No, it's not syntactic sugar for a C<my>. It's semantic sugar for
an C<our>. The semantic sugar is that, while C<our> is a lexically
scoped alias to a global, permanent package variable, C<state> is a
lexically scoped alias to a unique, permanent, anonymous variable.
You could implement C<state> using C<our> with an autogenerated and
hidden package variable name, for instance.
If C<state> were based on C<my>, it would lose its value when you exited
the current routine. The whole point of a C<state> variable is that it
never loses its state regardless of the control flow.
In general, any C<state> declaration refers to a single, permanent storage
location. I say in general, because if you clone a closure, you get a
separate state location for each clone, in which case a single C<state>
declaration represents multiple states. In that sense it's a little
more like C<my> than C<our>.
: P.P.S. ah, offtopic.
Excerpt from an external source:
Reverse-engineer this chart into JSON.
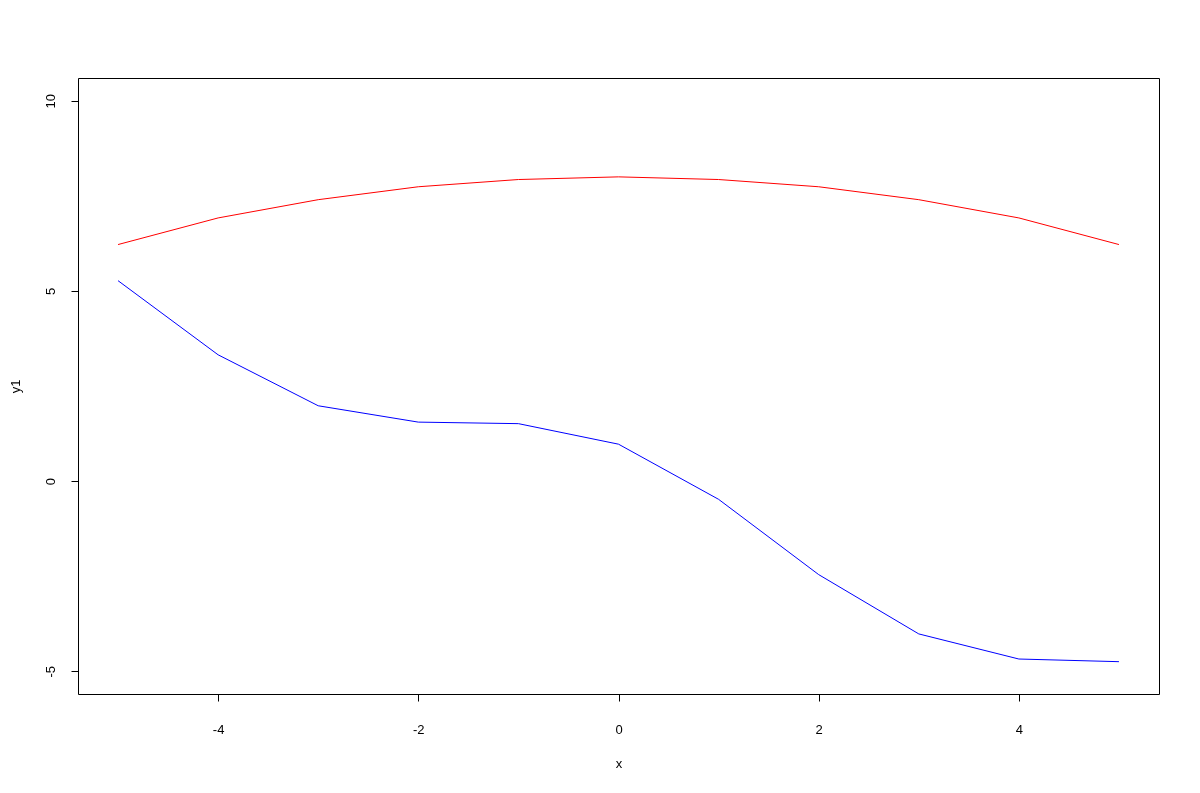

I've forgot, are bare self executing blocks outlawed
: now? we have an ambiguity otherwise:
: sub test {
: ...
: { #some bare block
: ...
: }
: }
:
: looks like test() could return that block as closure in scalar context,
: but would execute it immediately in void. wow:)
: I should reread apocalypses, definitely..
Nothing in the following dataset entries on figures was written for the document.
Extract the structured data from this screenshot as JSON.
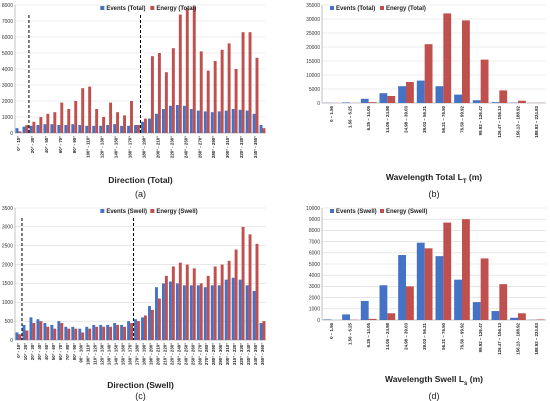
{
  "chart_data": [
    {
      "id": "a",
      "type": "bar",
      "panel_label": "(a)",
      "xlabel": "Direction (Total)",
      "ylim": [
        0,
        8000
      ],
      "yticks": [
        0,
        1000,
        2000,
        3000,
        4000,
        5000,
        6000,
        7000,
        8000
      ],
      "legend": "top-center",
      "grid": true,
      "colors": [
        "#4472c4",
        "#c0504d"
      ],
      "divider_categories": [
        2,
        18
      ],
      "categories": [
        "0°-10°",
        "10°-20°",
        "20°-30°",
        "30°-40°",
        "40°-50°",
        "50°-60°",
        "60°-70°",
        "70°-80°",
        "80°-90°",
        "90°-100°",
        "100°-110°",
        "110°-120°",
        "120°-130°",
        "130°-140°",
        "140°-150°",
        "150°-160°",
        "160°-170°",
        "170°-180°",
        "180°-190°",
        "190°-200°",
        "200°-210°",
        "210°-220°",
        "220°-230°",
        "230°-240°",
        "240°-250°",
        "250°-260°",
        "260°-270°",
        "270°-280°",
        "280°-290°",
        "290°-300°",
        "300°-310°",
        "310°-320°",
        "320°-330°",
        "330°-340°",
        "340°-350°",
        "350°-360°"
      ],
      "xtick_labels": [
        "0° - 10°",
        "20° - 30°",
        "40° - 50°",
        "60° - 70°",
        "80° - 90°",
        "100° - 110°",
        "120° - 130°",
        "140° - 150°",
        "160° - 170°",
        "180° - 190°",
        "200° - 210°",
        "220° - 230°",
        "240° - 250°",
        "260° - 270°",
        "280° - 290°",
        "300° - 310°",
        "320° - 330°",
        "340° - 350°"
      ],
      "series": [
        {
          "name": "Events (Total)",
          "values": [
            300,
            400,
            450,
            500,
            550,
            550,
            500,
            500,
            550,
            500,
            450,
            450,
            450,
            500,
            550,
            450,
            450,
            500,
            700,
            900,
            1200,
            1500,
            1700,
            1750,
            1700,
            1500,
            1400,
            1350,
            1300,
            1350,
            1400,
            1500,
            1450,
            1400,
            1200,
            500
          ]
        },
        {
          "name": "Energy (Total)",
          "values": [
            100,
            500,
            700,
            1000,
            1200,
            1300,
            1900,
            1500,
            2000,
            2800,
            2900,
            1500,
            1000,
            1900,
            1300,
            1100,
            2000,
            500,
            900,
            4800,
            5000,
            3800,
            5300,
            7400,
            7800,
            7900,
            5100,
            3900,
            4500,
            5200,
            5600,
            4000,
            6300,
            6300,
            4700,
            300
          ]
        }
      ]
    },
    {
      "id": "b",
      "type": "bar",
      "panel_label": "(b)",
      "xlabel": "Wavelength Total L",
      "xlabel_sub": "T",
      "xlabel_unit": " (m)",
      "ylim": [
        0,
        35000
      ],
      "yticks": [
        0,
        5000,
        10000,
        15000,
        20000,
        25000,
        30000,
        35000
      ],
      "legend": "top-left",
      "grid": true,
      "colors": [
        "#4472c4",
        "#c0504d"
      ],
      "categories": [
        "0 – 1.56",
        "1.56 – 6.25",
        "6.25 – 14.05",
        "14.05 – 24.98",
        "24.98 – 39.03",
        "39.03 – 56.21",
        "56.21 – 76.50",
        "76.50 – 99.92",
        "99.92 – 126.47",
        "126.47 – 156.13",
        "156.13 – 188.92",
        "188.92 – 224.83"
      ],
      "series": [
        {
          "name": "Events (Total)",
          "values": [
            50,
            200,
            1500,
            3500,
            6000,
            8000,
            6000,
            3000,
            1000,
            300,
            100,
            20
          ]
        },
        {
          "name": "Energy (Total)",
          "values": [
            0,
            20,
            300,
            2500,
            7500,
            21000,
            32000,
            29500,
            15500,
            4500,
            800,
            50
          ]
        }
      ]
    },
    {
      "id": "c",
      "type": "bar",
      "panel_label": "(c)",
      "xlabel": "Direction (Swell)",
      "ylim": [
        0,
        3500
      ],
      "yticks": [
        0,
        500,
        1000,
        1500,
        2000,
        2500,
        3000,
        3500
      ],
      "legend": "top-center",
      "grid": true,
      "colors": [
        "#4472c4",
        "#c0504d"
      ],
      "divider_categories": [
        1,
        17
      ],
      "categories": [
        "0°-10°",
        "10°-20°",
        "20°-30°",
        "30°-40°",
        "40°-50°",
        "50°-60°",
        "60°-70°",
        "70°-80°",
        "80°-90°",
        "90°-100°",
        "100°-110°",
        "110°-120°",
        "120°-130°",
        "130°-140°",
        "140°-150°",
        "150°-160°",
        "160°-170°",
        "170°-180°",
        "180°-190°",
        "190°-200°",
        "200°-210°",
        "210°-220°",
        "220°-230°",
        "230°-240°",
        "240°-250°",
        "250°-260°",
        "260°-270°",
        "270°-280°",
        "280°-290°",
        "290°-300°",
        "300°-310°",
        "310°-320°",
        "320°-330°",
        "330°-340°",
        "340°-350°",
        "350°-360°"
      ],
      "xtick_labels": [
        "0° - 10°",
        "10° - 20°",
        "20° - 30°",
        "30° - 40°",
        "40° - 50°",
        "50° - 60°",
        "60° - 70°",
        "70° - 80°",
        "80° - 90°",
        "90° - 100°",
        "100° - 110°",
        "110° - 120°",
        "120° - 130°",
        "130° - 140°",
        "140° - 150°",
        "150° - 160°",
        "160° - 170°",
        "170° - 180°",
        "180° - 190°",
        "190° - 200°",
        "200° - 210°",
        "210° - 220°",
        "220° - 230°",
        "230° - 240°",
        "240° - 250°",
        "250° - 260°",
        "260° - 270°",
        "270° - 280°",
        "280° - 290°",
        "290° - 300°",
        "300° - 310°",
        "310° - 320°",
        "320° - 330°",
        "330° - 340°",
        "340° - 350°",
        "350° - 360°"
      ],
      "series": [
        {
          "name": "Events (Swell)",
          "values": [
            200,
            400,
            600,
            550,
            450,
            400,
            500,
            350,
            350,
            300,
            350,
            400,
            400,
            400,
            450,
            400,
            500,
            550,
            600,
            900,
            1400,
            1500,
            1550,
            1500,
            1450,
            1450,
            1450,
            1400,
            1450,
            1450,
            1600,
            1650,
            1600,
            1450,
            1300,
            450
          ]
        },
        {
          "name": "Energy (Swell)",
          "values": [
            150,
            250,
            450,
            500,
            350,
            300,
            450,
            300,
            300,
            200,
            300,
            350,
            350,
            350,
            400,
            350,
            450,
            500,
            650,
            800,
            1100,
            1700,
            1950,
            2050,
            2000,
            1900,
            1500,
            1700,
            1950,
            2000,
            2100,
            2400,
            3000,
            2800,
            2550,
            500
          ]
        }
      ]
    },
    {
      "id": "d",
      "type": "bar",
      "panel_label": "(d)",
      "xlabel": "Wavelength Swell L",
      "xlabel_sub": "s",
      "xlabel_unit": " (m)",
      "ylim": [
        0,
        10000
      ],
      "yticks": [
        0,
        1000,
        2000,
        3000,
        4000,
        5000,
        6000,
        7000,
        8000,
        9000,
        10000
      ],
      "legend": "top-left",
      "grid": true,
      "colors": [
        "#4472c4",
        "#c0504d"
      ],
      "categories": [
        "0 – 1.56",
        "1.56 – 6.25",
        "6.25 – 14.05",
        "14.05 – 24.98",
        "24.98 – 39.03",
        "39.03 – 56.21",
        "56.21 – 76.50",
        "76.50 – 99.92",
        "99.92 – 126.47",
        "126.47 – 156.13",
        "156.13 – 188.92",
        "188.92 – 224.83"
      ],
      "series": [
        {
          "name": "Events (Swell)",
          "values": [
            50,
            500,
            1700,
            3100,
            5800,
            6900,
            5700,
            3600,
            1600,
            800,
            200,
            20
          ]
        },
        {
          "name": "Energy (Swell)",
          "values": [
            0,
            20,
            100,
            600,
            3000,
            6400,
            8700,
            9000,
            5500,
            3200,
            600,
            50
          ]
        }
      ]
    }
  ]
}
You have to say C<return {...}> or some such if you want to return
a closure.
: >Perl 5 already stores all the lexicals in the pad for the entire
: >subroutine. There is no separate pad for the inside of the loop.
: >Any differences in performance would be related to the actual
: >reinitialization of the lexical, not allocation.
:
: hmm.. looks like heavy magic is involved here. Because perl5 makes a
: feeling that every _block_ has it's own lexical pad. so, does it mean that
: my $vars deallocated only on exit from surrounding subroutine, not from
: nearest surrounding block? my experience show opposite, but I could be
: wrong..
: (or I just misunderstood conception of lexical pads)
It looks like every block has its own lexical pad because entries
in the sub's pad are tagged with the range of statements over which
the declaration is valid. But C<my $vars> is *not*, repeat *not*,
deallocated on exit from the subroutine. Only the variable's
*contents* are deallocated (and that only if there's no external
reference generated to the data). If you call a function recursively,
it generates a new pad for each recursion level. On exit, that stack
of pads is *not* deallocated, on the assumption that if you called a
function recursively once, you're likely to do it again, and why do
all that work again?
It's kinda funny to watch the Parrot folks reinventing a similar scheme.
(Er, no pun intended. Really!)
Larry